On Thu, Jul 27, 2023 at 10:15:16AM +0200, Michal Hocko wrote:
On Thu 27-07-23 15:36:27, Chuyi Zhou wrote:
This patchset tries to add a new bpf prog type and use it to select
a victim memcg when global OOM is invoked. The mainly motivation is
the need to customizable OOM victim selection functionality so that
we can protect more important app from OOM killer.
This is rather modest to give an idea how the whole thing is supposed to
work. I have looked through patches very quickly but there is no overall
design described anywhere either.
Please could you give us a high level design description and reasoning
why certain decisions have been made? e.g. why is this limited to the
global oom sitation, why is the BPF program forced to operate on memcgs
as entities etc...
Also it would be very helpful to call out limitations of the BPF
program, if there are any.
One thing I realized recently: we don't have to make a victim selection
during the OOM, we [almost always] can do it in advance.
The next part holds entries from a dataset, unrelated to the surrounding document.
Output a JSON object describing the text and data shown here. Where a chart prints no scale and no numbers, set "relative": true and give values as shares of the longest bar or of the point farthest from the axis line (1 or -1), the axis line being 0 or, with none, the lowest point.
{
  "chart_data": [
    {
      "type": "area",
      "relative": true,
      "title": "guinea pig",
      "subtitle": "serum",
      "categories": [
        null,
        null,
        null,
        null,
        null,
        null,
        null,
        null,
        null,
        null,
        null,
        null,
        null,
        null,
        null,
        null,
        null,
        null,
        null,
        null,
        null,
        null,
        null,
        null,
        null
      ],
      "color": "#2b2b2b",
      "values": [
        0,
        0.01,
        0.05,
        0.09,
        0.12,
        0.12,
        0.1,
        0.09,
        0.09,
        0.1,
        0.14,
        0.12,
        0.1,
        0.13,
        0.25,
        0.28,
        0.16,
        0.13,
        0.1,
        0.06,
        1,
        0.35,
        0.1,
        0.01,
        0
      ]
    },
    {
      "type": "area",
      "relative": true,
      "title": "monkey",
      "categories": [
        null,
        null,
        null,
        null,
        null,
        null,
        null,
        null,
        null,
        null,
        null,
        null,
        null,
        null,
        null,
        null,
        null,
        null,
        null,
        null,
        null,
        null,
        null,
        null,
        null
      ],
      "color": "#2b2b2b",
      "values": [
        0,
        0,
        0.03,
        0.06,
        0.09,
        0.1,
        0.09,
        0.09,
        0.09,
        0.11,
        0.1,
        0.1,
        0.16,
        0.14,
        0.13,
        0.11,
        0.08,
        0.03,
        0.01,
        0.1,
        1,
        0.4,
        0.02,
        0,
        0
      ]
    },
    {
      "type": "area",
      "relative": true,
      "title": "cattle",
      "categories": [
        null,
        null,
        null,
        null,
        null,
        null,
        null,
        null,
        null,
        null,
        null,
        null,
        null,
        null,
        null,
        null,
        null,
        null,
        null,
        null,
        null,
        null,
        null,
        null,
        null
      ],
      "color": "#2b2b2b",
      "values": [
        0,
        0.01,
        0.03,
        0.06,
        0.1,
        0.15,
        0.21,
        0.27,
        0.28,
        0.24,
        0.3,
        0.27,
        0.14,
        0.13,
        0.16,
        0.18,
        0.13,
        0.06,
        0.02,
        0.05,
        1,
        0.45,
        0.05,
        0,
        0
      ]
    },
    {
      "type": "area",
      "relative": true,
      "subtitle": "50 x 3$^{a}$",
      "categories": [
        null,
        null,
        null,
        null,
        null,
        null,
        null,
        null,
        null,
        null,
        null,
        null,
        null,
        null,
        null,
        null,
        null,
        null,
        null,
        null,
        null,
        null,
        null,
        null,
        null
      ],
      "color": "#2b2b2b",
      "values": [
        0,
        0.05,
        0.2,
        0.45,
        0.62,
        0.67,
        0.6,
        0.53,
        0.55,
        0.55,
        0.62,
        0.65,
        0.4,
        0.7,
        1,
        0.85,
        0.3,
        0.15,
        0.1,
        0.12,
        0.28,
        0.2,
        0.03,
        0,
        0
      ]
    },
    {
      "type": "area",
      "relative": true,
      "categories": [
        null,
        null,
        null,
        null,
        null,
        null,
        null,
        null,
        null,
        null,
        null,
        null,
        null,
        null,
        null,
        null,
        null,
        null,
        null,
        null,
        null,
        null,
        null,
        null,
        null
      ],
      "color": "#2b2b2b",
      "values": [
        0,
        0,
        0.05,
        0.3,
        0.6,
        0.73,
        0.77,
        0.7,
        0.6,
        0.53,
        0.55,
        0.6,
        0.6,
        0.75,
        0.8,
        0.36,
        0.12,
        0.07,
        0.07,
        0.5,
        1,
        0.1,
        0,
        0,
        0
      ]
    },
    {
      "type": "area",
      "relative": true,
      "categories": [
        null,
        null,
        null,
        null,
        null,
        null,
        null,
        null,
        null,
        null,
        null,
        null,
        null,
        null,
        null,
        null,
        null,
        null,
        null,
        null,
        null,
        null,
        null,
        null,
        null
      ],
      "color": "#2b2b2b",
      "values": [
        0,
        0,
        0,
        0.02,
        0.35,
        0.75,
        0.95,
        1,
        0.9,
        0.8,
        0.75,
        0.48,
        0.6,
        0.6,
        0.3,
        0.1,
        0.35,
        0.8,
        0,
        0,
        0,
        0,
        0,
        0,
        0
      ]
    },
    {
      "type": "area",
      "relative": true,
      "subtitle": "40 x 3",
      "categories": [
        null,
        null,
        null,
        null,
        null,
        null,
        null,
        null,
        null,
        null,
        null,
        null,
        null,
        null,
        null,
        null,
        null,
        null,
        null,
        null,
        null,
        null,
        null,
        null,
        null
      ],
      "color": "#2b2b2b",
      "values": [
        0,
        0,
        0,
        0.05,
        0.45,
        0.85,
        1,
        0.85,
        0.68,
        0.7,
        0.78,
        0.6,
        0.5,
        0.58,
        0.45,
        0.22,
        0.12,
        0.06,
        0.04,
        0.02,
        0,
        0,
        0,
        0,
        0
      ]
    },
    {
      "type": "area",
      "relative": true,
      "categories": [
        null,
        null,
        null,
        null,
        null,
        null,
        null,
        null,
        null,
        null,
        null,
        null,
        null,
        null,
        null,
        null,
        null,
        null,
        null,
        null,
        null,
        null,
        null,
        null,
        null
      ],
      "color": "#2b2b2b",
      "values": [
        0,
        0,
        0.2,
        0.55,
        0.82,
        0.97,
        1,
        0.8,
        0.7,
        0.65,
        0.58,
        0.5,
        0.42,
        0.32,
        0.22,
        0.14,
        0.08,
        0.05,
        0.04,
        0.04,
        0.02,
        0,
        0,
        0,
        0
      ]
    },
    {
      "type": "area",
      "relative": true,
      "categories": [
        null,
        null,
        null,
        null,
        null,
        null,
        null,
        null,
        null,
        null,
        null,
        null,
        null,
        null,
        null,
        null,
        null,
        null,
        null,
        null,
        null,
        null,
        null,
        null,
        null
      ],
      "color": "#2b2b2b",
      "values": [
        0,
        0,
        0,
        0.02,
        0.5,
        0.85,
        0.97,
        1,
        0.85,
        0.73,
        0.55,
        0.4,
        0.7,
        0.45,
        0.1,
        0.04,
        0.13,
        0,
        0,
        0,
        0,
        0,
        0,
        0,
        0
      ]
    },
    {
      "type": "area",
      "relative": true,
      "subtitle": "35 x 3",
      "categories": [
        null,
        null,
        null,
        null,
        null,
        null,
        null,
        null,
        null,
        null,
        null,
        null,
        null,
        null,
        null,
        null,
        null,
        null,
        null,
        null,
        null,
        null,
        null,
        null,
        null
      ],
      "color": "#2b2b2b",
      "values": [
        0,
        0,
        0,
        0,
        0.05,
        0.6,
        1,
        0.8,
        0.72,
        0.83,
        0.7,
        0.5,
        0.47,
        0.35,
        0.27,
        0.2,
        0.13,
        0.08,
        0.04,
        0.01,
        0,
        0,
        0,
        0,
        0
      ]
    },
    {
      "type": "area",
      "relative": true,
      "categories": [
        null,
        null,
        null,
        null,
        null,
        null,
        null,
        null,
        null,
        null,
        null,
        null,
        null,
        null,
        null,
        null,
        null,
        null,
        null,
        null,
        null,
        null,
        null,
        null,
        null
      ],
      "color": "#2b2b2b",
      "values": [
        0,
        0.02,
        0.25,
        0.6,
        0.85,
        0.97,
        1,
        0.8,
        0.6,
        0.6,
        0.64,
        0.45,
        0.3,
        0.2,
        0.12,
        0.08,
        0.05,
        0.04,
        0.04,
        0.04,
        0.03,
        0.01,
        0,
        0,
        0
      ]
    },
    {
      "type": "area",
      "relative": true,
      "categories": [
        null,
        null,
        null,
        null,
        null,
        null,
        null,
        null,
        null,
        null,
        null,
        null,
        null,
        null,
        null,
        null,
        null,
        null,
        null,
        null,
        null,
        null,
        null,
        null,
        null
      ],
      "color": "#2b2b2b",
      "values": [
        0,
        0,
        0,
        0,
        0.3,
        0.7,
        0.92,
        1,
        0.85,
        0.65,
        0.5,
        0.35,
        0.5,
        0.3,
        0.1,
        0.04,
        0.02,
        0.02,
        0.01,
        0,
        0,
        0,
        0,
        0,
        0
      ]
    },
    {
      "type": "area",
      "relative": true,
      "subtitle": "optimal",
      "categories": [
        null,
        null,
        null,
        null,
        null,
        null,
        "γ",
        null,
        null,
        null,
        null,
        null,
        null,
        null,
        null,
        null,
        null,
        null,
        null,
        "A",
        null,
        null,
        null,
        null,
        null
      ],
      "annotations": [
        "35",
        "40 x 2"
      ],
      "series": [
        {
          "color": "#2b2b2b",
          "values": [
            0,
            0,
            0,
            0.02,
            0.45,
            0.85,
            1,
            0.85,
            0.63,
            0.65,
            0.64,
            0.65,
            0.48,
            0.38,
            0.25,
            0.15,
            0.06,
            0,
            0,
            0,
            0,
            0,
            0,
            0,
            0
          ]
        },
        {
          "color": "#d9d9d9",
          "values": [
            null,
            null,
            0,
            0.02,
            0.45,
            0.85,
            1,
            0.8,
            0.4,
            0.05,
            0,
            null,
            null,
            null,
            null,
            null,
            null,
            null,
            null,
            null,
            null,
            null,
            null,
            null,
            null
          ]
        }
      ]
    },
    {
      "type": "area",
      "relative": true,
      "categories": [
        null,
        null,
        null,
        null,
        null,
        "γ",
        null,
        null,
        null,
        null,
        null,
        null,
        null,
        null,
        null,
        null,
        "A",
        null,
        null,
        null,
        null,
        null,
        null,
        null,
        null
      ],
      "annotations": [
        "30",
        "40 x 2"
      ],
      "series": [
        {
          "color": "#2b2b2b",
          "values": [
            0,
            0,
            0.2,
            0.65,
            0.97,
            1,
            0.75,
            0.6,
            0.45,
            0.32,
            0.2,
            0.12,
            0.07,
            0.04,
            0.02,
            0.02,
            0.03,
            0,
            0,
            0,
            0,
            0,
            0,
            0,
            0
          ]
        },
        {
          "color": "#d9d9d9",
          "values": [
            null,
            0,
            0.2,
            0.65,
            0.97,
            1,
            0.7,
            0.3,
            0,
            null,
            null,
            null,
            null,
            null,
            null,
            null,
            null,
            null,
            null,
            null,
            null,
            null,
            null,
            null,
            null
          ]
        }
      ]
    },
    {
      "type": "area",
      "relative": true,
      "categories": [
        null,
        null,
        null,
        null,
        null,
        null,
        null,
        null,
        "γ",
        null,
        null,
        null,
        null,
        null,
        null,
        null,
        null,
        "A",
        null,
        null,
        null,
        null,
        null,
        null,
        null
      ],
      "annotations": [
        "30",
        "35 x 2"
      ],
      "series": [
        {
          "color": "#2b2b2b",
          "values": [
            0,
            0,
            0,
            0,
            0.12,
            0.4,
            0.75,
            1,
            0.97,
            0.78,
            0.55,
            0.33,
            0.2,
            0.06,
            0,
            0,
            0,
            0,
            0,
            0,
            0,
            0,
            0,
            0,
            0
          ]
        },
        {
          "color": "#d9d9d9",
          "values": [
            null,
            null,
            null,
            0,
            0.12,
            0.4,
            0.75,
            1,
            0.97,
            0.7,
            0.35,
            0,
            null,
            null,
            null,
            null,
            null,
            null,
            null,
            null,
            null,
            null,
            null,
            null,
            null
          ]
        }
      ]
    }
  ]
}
Kernel OOM's must guarantee the forward progress under heavy memory pressure
and it creates a lot of limitations on what can and what can't be done in
these circumstances.
But in practice most policies except maybe those which aim to catch very fast
memory spikes rely on things which are fairly static: a logical importance of
several workloads in comparison to some other workloads, "age", memory footprint
etc.
So I wonder if the right path is to create a kernel interface which allows
to define a OOM victim (maybe several victims, also depending on if it's
a global or a memcg oom) and update it periodically from an userspace.